The present invention relates generally to the field of atomic force microscopy, and more particularly to simulating an interaction of a magnetic recording medium and transducing heads at a constant fly-height.
Atomic-force microscopy (AFM) or scanning-force microscopy (SFM) is a very-high-resolution type of scanning probe microscopy (SPM), with demonstrated resolution on the order of fractions of a nanometer, more than 1000 times better than the optical diffraction limit. Scanning probe microscopy (SPM) forms images of surfaces at the atomic level using a physical probe that scans a sample. The AFM has three major abilities: force measurement, imaging, and manipulation. For imaging, an image of the topography (i.e., three-dimensional shape) of a sample surface at a high resolution forms, based on the reaction of the probe to the forces that the sample imposes on the probe. In manipulation, the forces between the probe and sample can also be used to change the properties of the sample in a controlled way (e.g., atomic manipulation, scanning probe lithography, local stimulation of cells, etc.). Simultaneous with the acquisition of topographical images, other properties (e.g., mechanical properties, electrical properties, etc.) of the sample can be measured locally and displayed as an image, often with similarly high resolution.

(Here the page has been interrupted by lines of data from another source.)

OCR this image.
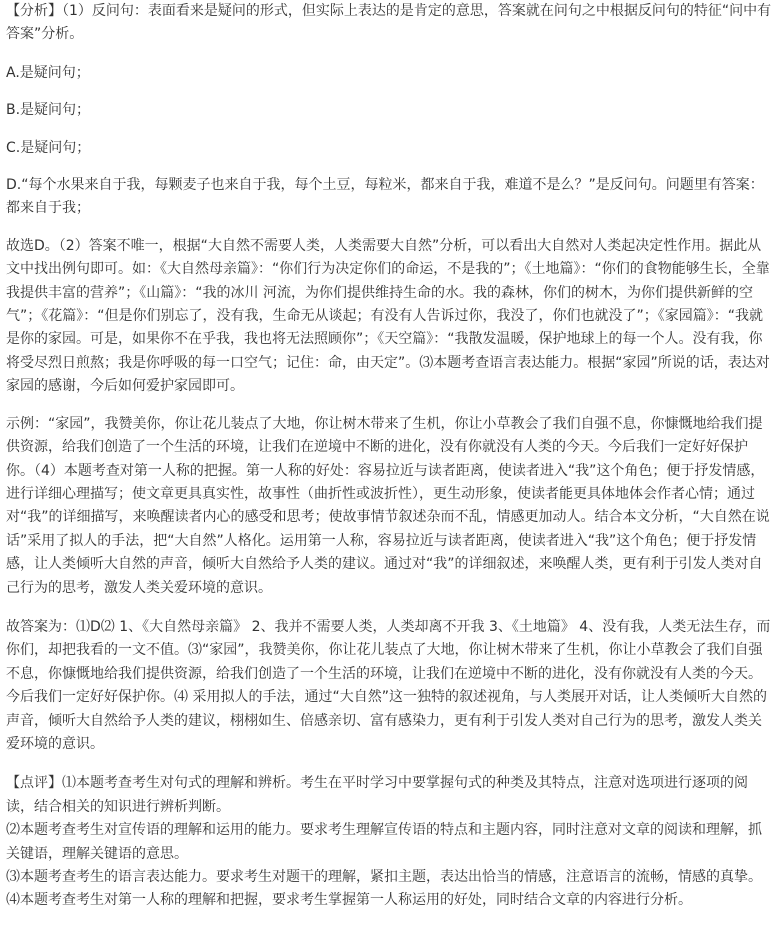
【分析】（1）反问句：表面看来是疑问的形式，但实际上表达的是肯定的意思，答案就在问句之中根据反问句的特征“问中有答案”分析。

A.是疑问句；

B.是疑问句；

C.是疑问句；

D.“每个水果来自于我，每颗麦子也来自于我，每个土豆，每粒米，都来自于我，难道不是么？”是反问句。问题里有答案：都来自于我；

故选D。（2）答案不唯一，根据“大自然不需要人类，人类需要大自然”分析，可以看出大自然对人类起决定性作用。据此从文中找出例句即可。如：《大自然母亲篇》：“你们行为决定你们的命运，不是我的”；《土地篇》：“你们的食物能够生长，全靠我提供丰富的营养”；《山篇》：“我的冰川 河流，为你们提供维持生命的水。我的森林，你们的树木，为你们提供新鲜的空气”；《花篇》：“但是你们别忘了，没有我，生命无从谈起；有没有人告诉过你，我没了，你们也就没了”；《家园篇》：“我就是你的家园。可是，如果你不在乎我，我也将无法照顾你”；《天空篇》：“我散发温暖，保护地球上的每一个人。没有我，你将受尽烈日煎熬；我是你呼吸的每一口空气；记住：命，由天定”。⑶本题考查语言表达能力。根据“家园”所说的话，表达对家园的感谢，今后如何爱护家园即可。

示例：“家园”，我赞美你，你让花儿装点了大地，你让树木带来了生机，你让小草教会了我们自强不息，你慷慨地给我们提供资源，给我们创造了一个生活的环境，让我们在逆境中不断的进化，没有你就没有人类的今天。今后我们一定好好保护你。（4）本题考查对第一人称的把握。第一人称的好处：容易拉近与读者距离，使读者进入“我”这个角色；便于抒发情感，进行详细心理描写；使文章更具真实性，故事性（曲折性或波折性），更生动形象，使读者能更具体地体会作者心情；通过对“我”的详细描写，来唤醒读者内心的感受和思考；使故事情节叙述杂而不乱，情感更加动人。结合本文分析，“大自然在说话”采用了拟人的手法，把“大自然”人格化。运用第一人称，容易拉近与读者距离，使读者进入“我”这个角色；便于抒发情感，让人类倾听大自然的声音，倾听大自然给予人类的建议。通过对“我”的详细叙述，来唤醒人类，更有利于引发人类对自己行为的思考，激发人类关爱环境的意识。

故答案为：⑴D⑵ 1、《大自然母亲篇》 2、我并不需要人类，人类却离不开我 3、《土地篇》 4、没有我，人类无法生存，而你们，却把我看的一文不值。⑶“家园”，我赞美你，你让花儿装点了大地，你让树木带来了生机，你让小草教会了我们自强不息，你慷慨地给我们提供资源，给我们创造了一个生活的环境，让我们在逆境中不断的进化，没有你就没有人类的今天。今后我们一定好好保护你。⑷ 采用拟人的手法，通过“大自然”这一独特的叙述视角，与人类展开对话，让人类倾听大自然的声音，倾听大自然给予人类的建议，栩栩如生、倍感亲切、富有感染力，更有利于引发人类对自己行为的思考，激发人类关爱环境的意识。

【点评】⑴本题考查考生对句式的理解和辨析。考生在平时学习中要掌握句式的种类及其特点，注意对选项进行逐项的阅读，结合相关的知识进行辨析判断。

⑵本题考查考生对宣传语的理解和运用的能力。要求考生理解宣传语的特点和主题内容，同时注意对文章的阅读和理解，抓关键语，理解关键语的意思。

⑶本题考查考生的语言表达能力。要求考生对题干的理解，紧扣主题，表达出恰当的情感，注意语言的流畅，情感的真挚。

⑷本题考查考生对第一人称的理解和把握，要求考生掌握第一人称运用的好处，同时结合文章的内容进行分析。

A read/write head (e.g., tape head) is a type of transducer used in conjunction with a magnetic medium for storage of information through the conversion of electrical signals to magnetic fluctuations and retrieval through an opposite conversion. The read/write head is separated from the magnetic medium by a distance known as a flying height (e.g., floating height, or head gap). The read/write head consists of a core of magnetic material arranged in a toroid and a narrow gap filled with a diametric material. When a magnetic flux is forced out through the narrow gap of the read write head into the magnetic medium, the magnetic flux magnetizes the magnetic medium.